A Different Kind of Dialogue

AWARDEE: Jae Goodwin
SCHOOL:  Charlotte A. Dunning School
LOCATION: Framingham, Mass.
INNOVATION: “Dialogue journals” to prompt discussion of reading between students and parents

For Jae Goodwin, a conversation during a conference sparked a different kind of dialogue with parents. Now, her 5th grade students at the Charlotte A. Dunning School in Framingham, Mass., write journal entries about what they are reading to their parents, who respond with questions and insights of their own.

“The experience has been really wonderful for parents,” says Goodwin, the 2010 Massachusetts Teacher of the Year. “The more they can be partners in education, the better for our students.”

The dialogues, which are written weekly by students in journals dedicated specifically to that purpose, focus on what they think about what they are reading, rather than a rote summary of plot and characters. “That forces the kids to think deeply,” Goodwin says.
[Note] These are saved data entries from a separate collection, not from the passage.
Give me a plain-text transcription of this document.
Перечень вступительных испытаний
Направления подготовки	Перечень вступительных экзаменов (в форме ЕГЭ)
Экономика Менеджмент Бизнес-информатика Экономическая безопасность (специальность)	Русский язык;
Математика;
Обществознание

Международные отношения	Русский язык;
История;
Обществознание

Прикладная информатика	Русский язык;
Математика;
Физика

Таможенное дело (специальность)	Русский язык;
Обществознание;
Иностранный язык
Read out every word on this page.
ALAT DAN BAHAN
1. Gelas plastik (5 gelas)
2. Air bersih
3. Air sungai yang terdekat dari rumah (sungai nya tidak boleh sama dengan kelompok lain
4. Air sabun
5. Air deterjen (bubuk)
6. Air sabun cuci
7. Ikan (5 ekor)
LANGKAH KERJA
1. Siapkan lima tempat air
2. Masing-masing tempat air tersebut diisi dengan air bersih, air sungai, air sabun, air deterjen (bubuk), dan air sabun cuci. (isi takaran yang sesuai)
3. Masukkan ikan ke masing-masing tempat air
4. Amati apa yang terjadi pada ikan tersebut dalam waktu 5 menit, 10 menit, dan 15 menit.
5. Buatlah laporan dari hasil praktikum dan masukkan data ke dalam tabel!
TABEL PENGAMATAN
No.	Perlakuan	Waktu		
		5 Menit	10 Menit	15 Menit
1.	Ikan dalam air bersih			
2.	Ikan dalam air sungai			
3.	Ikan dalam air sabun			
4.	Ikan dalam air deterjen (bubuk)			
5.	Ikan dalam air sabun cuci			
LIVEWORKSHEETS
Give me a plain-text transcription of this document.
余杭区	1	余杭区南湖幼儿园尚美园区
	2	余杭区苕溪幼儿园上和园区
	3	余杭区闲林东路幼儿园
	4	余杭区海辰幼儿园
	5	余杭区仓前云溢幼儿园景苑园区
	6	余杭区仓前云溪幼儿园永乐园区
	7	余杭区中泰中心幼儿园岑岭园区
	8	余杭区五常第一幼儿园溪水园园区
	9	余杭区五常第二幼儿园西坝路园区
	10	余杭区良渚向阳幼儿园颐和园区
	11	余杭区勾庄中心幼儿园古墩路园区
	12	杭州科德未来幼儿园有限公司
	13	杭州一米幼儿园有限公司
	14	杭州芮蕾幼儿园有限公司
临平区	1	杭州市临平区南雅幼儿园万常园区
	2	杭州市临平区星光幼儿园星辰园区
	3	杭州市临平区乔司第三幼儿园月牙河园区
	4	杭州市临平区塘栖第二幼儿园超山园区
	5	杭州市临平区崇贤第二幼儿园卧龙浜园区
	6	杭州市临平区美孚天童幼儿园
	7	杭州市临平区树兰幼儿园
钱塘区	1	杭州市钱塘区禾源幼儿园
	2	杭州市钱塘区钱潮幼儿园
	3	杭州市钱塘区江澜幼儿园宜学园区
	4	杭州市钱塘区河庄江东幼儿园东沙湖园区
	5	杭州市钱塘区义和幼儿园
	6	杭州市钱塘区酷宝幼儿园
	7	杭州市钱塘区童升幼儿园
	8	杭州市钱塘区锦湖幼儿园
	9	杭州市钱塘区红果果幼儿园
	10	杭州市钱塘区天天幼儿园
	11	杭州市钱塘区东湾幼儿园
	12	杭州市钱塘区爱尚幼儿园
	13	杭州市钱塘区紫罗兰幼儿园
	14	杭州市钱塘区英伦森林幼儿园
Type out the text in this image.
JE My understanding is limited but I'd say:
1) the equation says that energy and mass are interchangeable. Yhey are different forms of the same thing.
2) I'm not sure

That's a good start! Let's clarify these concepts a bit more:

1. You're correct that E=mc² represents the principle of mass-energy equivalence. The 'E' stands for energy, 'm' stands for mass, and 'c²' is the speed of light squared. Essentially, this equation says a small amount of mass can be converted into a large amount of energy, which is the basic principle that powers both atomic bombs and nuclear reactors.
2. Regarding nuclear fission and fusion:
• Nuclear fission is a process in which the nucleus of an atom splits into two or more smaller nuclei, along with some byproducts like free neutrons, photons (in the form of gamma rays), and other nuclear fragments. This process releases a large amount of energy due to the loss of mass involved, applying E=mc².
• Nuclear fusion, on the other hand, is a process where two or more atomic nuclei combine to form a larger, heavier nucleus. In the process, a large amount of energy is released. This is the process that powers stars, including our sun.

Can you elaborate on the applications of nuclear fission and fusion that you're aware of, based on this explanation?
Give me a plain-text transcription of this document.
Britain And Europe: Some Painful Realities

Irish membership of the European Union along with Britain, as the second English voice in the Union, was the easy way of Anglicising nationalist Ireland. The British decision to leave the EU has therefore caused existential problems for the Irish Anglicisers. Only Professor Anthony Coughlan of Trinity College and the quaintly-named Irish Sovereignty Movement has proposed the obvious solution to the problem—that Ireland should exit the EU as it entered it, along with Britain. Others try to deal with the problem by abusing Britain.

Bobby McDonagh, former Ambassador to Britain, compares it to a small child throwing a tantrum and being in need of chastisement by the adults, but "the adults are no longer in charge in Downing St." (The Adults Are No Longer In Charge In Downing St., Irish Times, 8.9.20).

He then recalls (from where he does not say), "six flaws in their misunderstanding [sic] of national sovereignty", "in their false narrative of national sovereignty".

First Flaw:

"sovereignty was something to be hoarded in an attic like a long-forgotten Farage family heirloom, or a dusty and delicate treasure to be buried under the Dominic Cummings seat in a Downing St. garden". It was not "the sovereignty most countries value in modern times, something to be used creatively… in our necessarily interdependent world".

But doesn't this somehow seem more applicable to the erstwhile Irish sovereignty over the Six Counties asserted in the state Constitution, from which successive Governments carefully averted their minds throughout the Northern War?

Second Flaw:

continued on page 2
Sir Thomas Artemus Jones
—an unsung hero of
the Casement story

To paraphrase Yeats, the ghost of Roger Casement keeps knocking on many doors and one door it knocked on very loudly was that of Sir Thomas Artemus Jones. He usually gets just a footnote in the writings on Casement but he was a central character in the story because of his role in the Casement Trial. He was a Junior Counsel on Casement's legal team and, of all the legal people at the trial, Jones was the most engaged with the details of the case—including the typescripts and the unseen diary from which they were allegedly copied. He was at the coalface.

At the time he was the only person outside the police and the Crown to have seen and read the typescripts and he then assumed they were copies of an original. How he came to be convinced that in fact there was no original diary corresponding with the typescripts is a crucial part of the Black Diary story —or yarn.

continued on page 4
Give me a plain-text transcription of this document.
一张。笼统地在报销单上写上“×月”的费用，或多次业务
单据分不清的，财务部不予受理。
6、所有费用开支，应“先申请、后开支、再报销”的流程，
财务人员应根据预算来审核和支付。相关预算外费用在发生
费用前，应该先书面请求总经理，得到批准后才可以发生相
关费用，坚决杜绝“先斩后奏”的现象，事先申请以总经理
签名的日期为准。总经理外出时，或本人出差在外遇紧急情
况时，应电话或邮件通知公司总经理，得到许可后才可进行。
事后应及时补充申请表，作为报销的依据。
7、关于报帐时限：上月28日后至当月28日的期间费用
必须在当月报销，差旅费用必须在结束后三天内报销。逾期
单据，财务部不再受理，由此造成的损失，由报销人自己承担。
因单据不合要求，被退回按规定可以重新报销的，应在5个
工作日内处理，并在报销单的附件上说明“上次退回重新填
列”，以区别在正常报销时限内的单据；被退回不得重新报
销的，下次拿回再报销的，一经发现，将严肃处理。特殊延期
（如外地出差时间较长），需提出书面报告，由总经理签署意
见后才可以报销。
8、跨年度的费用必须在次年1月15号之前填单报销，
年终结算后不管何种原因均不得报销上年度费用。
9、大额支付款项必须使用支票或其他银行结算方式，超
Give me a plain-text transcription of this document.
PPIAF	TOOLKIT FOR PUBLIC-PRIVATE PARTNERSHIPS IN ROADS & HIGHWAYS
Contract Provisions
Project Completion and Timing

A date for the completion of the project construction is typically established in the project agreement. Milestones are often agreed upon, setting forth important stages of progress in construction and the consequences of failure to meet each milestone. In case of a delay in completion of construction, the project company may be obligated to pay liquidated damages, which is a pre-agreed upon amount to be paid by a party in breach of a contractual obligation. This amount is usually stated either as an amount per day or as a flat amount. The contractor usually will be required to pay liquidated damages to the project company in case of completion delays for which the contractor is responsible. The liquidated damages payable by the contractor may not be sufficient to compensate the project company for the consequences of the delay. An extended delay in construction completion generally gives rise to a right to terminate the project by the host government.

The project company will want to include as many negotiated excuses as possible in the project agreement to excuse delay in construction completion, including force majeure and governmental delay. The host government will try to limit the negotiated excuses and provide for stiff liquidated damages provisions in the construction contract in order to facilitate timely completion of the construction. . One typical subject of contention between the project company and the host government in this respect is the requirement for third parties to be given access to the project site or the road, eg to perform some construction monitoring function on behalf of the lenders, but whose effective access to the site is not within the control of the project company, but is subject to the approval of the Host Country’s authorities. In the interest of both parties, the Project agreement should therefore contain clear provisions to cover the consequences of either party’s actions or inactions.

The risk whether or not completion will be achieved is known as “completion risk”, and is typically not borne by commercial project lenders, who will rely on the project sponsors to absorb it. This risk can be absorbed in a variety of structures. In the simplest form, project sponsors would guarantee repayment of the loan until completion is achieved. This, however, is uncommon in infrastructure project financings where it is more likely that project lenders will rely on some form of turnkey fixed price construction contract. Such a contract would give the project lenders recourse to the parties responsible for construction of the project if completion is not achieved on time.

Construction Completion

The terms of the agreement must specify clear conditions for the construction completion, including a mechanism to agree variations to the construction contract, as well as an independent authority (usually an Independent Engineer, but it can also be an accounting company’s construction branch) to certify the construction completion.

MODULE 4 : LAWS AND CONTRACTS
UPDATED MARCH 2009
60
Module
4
Parents then write responses with additional questions in the journal. The resulting conversation generates “a much more intimate window into their child’s thinking than what’s discussed on the fly on the way to soccer practice,” Goodwin says.

A career-changer in her 12th year of teaching, Goodwin points to a student using the written dialogue to explain why she liked fantasy novels to a skeptical parent. “She convinced her mother to pick up and read the book, and the next book they read together,” she says.

Unlike situations where parents can be intimidated by new approaches to solving half-forgotten math problems, “reading is universal,” Goodwin says. Students and parents can write to each other in whatever language is spoken at home, or use tape recorders if literacy is an issue.

Goodwin finds the focus on parental involvement in C2i compelling. “It’s something I believe in and feel passionately about,” she says. “Teachers have to find more ways to help kids develop into critical thinkers. You don’t realize how profound their conversations can be.”